Early in February the St. Lawrence froze over. On February 13th the British established a force in the Church at St. Joseph at Point Levi but it was attacked by the French and then, on February 24th, Murray sent a rescue party. The Highlanders and the 28th went across on the ice and nearly intercepted the retreat of the French force, which was driven off. The kilted Highlanders marching on the ice in the bitter winter weather make an interesting picture. But by this time, no doubt, they were not bare-legged!

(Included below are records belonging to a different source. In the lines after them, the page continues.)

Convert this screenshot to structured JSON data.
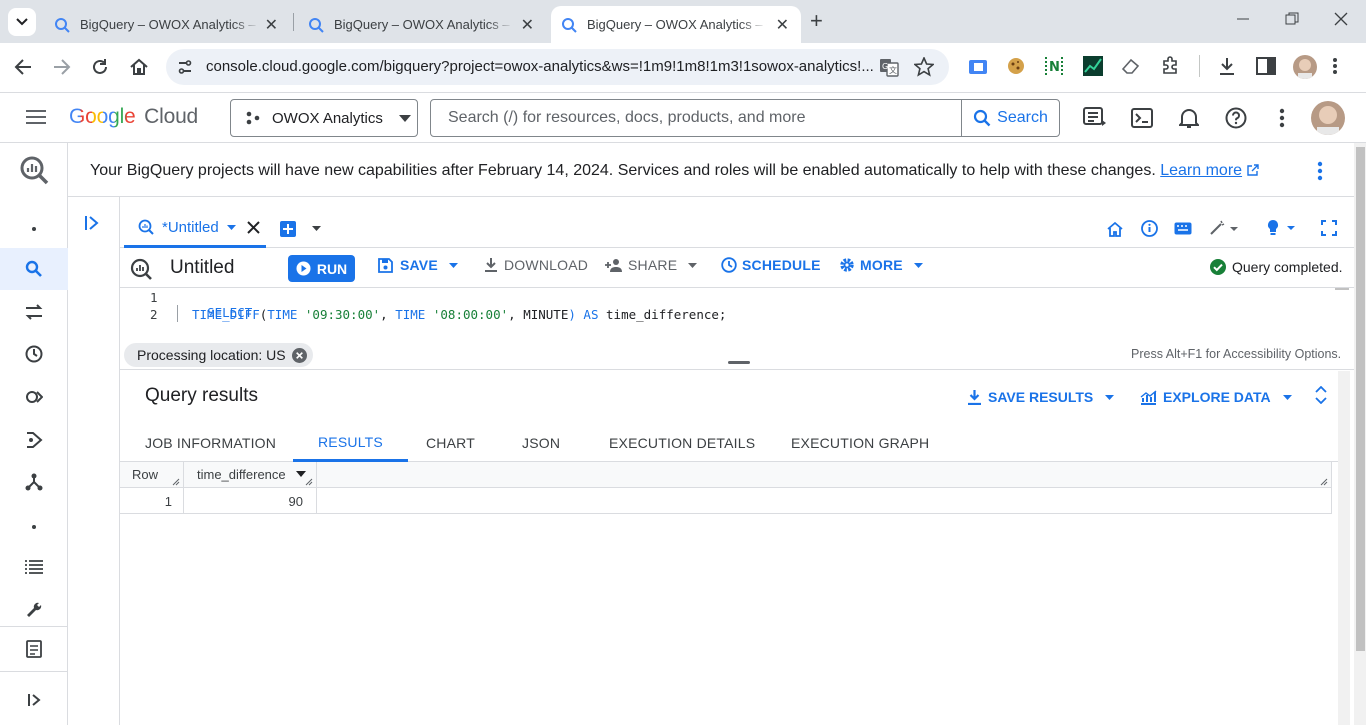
{
  "browser": {
    "tabs": [
      {
        "title": "BigQuery – OWOX Analytics – G"
      },
      {
        "title": "BigQuery – OWOX Analytics – G"
      },
      {
        "title": "BigQuery – OWOX Analytics – G"
      }
    ],
    "new_tab": "+",
    "url": "console.cloud.google.com/bigquery?project=owox-analytics&ws=!1m9!1m8!1m3!1sowox-analytics!..."
  },
  "header": {
    "logo_google": "Google",
    "logo_cloud": "Cloud",
    "project": "OWOX Analytics",
    "search_placeholder": "Search (/) for resources, docs, products, and more",
    "search_button": "Search"
  },
  "banner": {
    "text": "Your BigQuery projects will have new capabilities after February 14, 2024. Services and roles will be enabled automatically to help with these changes.",
    "link": "Learn more"
  },
  "editor": {
    "tab_label": "*Untitled",
    "title": "Untitled",
    "run": "RUN",
    "save": "SAVE",
    "download": "DOWNLOAD",
    "share": "SHARE",
    "schedule": "SCHEDULE",
    "more": "MORE",
    "status": "Query completed.",
    "lines": [
      {
        "num": "1",
        "code": "SELECT"
      },
      {
        "num": "2",
        "code": "TIME_DIFF(TIME '09:30:00', TIME '08:00:00', MINUTE) AS time_difference;"
      }
    ],
    "tokens": {
      "select": "SELECT",
      "fn": "TIME_DIFF",
      "p1": "(",
      "time1": "TIME",
      "str1": "'09:30:00'",
      "comma1": ", ",
      "time2": "TIME",
      "str2": "'08:00:00'",
      "comma2": ", ",
      "minute": "MINUTE",
      "p2": ")",
      "as": "AS",
      "alias": "time_difference;"
    },
    "location": "Processing location: US",
    "accessibility": "Press Alt+F1 for Accessibility Options."
  },
  "results": {
    "title": "Query results",
    "save_results": "SAVE RESULTS",
    "explore_data": "EXPLORE DATA",
    "tabs": [
      "JOB INFORMATION",
      "RESULTS",
      "CHART",
      "JSON",
      "EXECUTION DETAILS",
      "EXECUTION GRAPH"
    ],
    "columns": [
      "Row",
      "time_difference"
    ],
    "rows": [
      [
        "1",
        "90"
      ]
    ]
  },
  "colors": {
    "accent": "#1a73e8",
    "success": "#188038"
  }
}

Towards the end of March there was much illness and Fraser writes: "The Scurvy, occasioned by salt provisions and cold, has begun to make fierce havock in the garrison, and it becomes every day more general. In short, I believe there is scarce a man of the Army entirely free from it." On the 24th of April he writes again: "Great havock amongst the Garrison occasioned by the Scurvy, &c.; this is the more alarming, as the General seems certain that the French are preparing to come and attack the place, and will he says, be here in a very few days."